Do bear in mind that XBee’s have digital and analog data acquisition and remote control built in to the XBee. Many projects can use these built-in features to control or sense wirelessly without having to use yet another microprocessor, and program that. The master XBee can be connected to a more resourceful thing like a PC or RPi or some such where the remote sensing and controlling is initiated, with a better programming environment.
And the XBee is based on an IEEE standard so it can interoperate with other vendors’ radios, at the message level. There’s a 60mW TX power version option, and model variants for on-board vs. external antenna.
XBee’s have been in production for many years (XBee Series 1), and 100,000’s have been sold, so they’ll likely be around.

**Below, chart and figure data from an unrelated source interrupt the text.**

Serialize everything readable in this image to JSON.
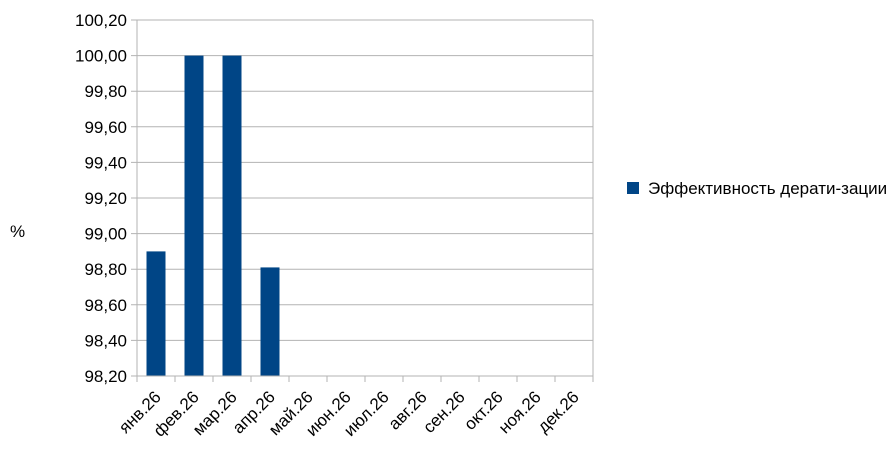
{
  "chart_data": {
    "type": "bar",
    "categories": [
      "янв.26",
      "фев.26",
      "мар.26",
      "апр.26",
      "май.26",
      "июн.26",
      "июл.26",
      "авг.26",
      "сен.26",
      "окт.26",
      "ноя.26",
      "дек.26"
    ],
    "series": [
      {
        "name": "Эффективность дерати-зации",
        "values": [
          98.9,
          100.0,
          100.0,
          98.81,
          null,
          null,
          null,
          null,
          null,
          null,
          null,
          null
        ],
        "color": "#004586"
      }
    ],
    "ylabel": "%",
    "ylim": [
      98.2,
      100.2
    ],
    "yticks": [
      "98,20",
      "98,40",
      "98,60",
      "98,80",
      "99,00",
      "99,20",
      "99,40",
      "99,60",
      "99,80",
      "100,00",
      "100,20"
    ],
    "grid": true,
    "legend_position": "right"
  }
}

Not intending to show bias, and am unaffiliated, just helping RF-newbies.
Wixel… a candidate for a short range line of sight need. Though it uses T.I. chips, one should consider if the module’s availability 3 years’ hence is relevant to the project at hand. Perhaps not.
ok, fair enough.
Another nice feature of the Wixel is that it also has about a dozen pins of general purpose I/O (analog and digital) and there is a pretty nice, free IDE for C programming. People have created small robots that use the on board CPU as the controller. However, there is not the extensive base of freely available C code that I’ve come to expect for AVR processors.